The Modern Woman's Rights Movement
Author(s): Käthe Schirmacher, Carl Conrad Eckhardt
Genre(s): History
Narrators: BettyB, Julie Johnsrud, Alex, DH2003, BerthaMason, Krista Zaleski, Nathan Ince, Anna Sofia Andersson, Mamacheetah, Richa Jain, Mleigh, Availle, Ciufi Galeazzi, Hope Bloom, Tatiana Chichilla, Andy Glover
Number of Chapters: 38
Length: 07 hours and 28 minutes
Language: English
A history of the international woman’s rights movements originally published in 1905 and updated in 1909; English translation published in 1912. A lot has been written about the woman’s suffrage movements in the United States and England, but this book is unique in that it includes, in addition, chapters on the international woman's rights efforts in countries across North American, Europe, Africa and Asia.
"The facts contained in this volume do not require of me any prefatory observations on the theoretical justification of the woman’s rights movement. From the remotest time man has tried to rule her who ought to be comrade and colleague to him. By virtue of the law of might he generally succeeded. Every protest against this law of might was a “woman’s rights movement.”

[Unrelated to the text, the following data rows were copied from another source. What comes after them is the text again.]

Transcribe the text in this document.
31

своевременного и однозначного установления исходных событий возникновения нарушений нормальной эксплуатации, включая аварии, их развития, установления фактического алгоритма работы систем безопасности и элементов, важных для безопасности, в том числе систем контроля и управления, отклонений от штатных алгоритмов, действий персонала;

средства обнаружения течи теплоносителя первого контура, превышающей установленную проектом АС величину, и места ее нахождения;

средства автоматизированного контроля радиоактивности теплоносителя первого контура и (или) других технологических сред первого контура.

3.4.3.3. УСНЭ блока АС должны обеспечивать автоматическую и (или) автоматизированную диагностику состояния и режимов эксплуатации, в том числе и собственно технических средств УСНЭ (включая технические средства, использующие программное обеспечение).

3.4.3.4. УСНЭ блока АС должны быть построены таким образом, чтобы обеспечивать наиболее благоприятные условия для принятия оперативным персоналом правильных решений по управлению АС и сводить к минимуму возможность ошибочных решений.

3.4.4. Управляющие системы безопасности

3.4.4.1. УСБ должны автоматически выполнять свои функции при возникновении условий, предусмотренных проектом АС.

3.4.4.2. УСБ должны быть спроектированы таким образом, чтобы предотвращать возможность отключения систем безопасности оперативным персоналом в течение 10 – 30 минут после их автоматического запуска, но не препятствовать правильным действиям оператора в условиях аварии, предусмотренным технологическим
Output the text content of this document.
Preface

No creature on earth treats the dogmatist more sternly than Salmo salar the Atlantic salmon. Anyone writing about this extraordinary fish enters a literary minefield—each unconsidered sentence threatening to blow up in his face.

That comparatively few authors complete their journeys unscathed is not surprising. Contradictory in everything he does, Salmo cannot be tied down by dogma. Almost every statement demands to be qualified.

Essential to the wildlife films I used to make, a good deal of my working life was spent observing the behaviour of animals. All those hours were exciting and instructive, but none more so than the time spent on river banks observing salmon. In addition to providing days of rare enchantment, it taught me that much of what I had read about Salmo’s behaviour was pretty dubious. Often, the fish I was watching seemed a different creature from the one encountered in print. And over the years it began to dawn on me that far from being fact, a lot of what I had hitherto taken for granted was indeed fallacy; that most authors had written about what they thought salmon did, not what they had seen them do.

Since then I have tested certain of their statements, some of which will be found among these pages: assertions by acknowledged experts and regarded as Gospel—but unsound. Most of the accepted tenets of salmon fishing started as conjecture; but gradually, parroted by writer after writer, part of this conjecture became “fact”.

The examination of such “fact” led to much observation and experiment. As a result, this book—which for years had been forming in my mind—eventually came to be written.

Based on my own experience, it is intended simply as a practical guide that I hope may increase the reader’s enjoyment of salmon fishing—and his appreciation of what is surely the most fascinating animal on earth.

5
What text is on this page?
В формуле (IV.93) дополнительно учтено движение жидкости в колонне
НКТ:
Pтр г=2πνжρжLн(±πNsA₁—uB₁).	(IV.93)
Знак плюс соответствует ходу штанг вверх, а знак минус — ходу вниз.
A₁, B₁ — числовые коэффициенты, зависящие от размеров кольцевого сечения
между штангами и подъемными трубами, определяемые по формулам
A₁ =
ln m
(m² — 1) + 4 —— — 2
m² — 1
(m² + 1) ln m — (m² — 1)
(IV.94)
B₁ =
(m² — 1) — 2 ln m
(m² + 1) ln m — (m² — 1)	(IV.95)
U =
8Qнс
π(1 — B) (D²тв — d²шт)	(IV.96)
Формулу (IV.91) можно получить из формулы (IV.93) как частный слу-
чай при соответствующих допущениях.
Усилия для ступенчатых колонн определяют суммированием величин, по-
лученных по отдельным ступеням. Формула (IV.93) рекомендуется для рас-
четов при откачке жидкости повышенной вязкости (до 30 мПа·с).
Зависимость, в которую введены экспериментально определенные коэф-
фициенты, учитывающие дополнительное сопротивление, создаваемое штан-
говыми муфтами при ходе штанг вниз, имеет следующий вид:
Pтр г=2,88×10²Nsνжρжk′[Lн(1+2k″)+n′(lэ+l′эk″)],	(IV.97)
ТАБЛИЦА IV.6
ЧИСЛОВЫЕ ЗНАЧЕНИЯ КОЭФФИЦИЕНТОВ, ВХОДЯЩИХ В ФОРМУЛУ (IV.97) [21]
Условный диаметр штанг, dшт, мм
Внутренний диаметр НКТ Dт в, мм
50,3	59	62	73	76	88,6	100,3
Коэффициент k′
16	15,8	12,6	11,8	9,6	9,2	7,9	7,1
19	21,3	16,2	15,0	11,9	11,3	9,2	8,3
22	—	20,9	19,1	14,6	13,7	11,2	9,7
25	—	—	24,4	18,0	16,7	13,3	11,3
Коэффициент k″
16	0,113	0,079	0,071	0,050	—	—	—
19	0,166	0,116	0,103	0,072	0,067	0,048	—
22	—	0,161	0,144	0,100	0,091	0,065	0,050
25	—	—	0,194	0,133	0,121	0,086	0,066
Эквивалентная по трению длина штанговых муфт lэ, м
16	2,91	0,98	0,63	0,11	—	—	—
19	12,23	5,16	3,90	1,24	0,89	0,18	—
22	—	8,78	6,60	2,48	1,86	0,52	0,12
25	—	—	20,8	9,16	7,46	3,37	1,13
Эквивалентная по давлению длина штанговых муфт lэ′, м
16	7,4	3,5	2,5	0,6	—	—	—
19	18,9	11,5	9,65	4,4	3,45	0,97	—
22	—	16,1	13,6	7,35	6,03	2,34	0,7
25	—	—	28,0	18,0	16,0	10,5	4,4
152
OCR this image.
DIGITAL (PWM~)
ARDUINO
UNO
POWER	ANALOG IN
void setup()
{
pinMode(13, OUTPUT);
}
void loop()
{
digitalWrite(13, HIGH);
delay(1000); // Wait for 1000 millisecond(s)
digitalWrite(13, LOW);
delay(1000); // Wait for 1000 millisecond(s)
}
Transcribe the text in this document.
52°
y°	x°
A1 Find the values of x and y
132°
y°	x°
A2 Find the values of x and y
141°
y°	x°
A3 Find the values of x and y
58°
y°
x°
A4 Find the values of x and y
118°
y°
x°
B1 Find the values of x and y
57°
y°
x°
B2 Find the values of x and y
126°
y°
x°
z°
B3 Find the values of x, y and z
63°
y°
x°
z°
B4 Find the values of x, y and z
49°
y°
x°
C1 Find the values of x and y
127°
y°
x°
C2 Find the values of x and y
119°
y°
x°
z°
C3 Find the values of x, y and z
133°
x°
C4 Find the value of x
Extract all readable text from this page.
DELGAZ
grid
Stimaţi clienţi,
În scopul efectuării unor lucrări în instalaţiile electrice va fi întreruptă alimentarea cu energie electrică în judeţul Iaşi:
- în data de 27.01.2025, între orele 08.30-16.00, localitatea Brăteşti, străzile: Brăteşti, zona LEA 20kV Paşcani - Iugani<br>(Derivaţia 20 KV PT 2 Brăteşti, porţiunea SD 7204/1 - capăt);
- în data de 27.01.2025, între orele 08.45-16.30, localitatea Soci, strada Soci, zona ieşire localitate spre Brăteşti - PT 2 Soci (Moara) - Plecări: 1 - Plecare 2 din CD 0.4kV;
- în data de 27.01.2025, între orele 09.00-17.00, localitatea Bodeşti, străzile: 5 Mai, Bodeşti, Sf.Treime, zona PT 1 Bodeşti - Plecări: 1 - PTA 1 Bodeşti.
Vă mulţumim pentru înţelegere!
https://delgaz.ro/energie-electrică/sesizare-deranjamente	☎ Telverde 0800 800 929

"A just and happy relationship of the sexes is dependent upon mutuality, coördination, and the complementary relations of man and woman,—not upon the subordination of woman and the predominance of man. Woman, in her peculiar sphere, is entirely the equal of man in his. The origin of the international woman’s rights movement is found in the world-wide disregard of this elementary truth."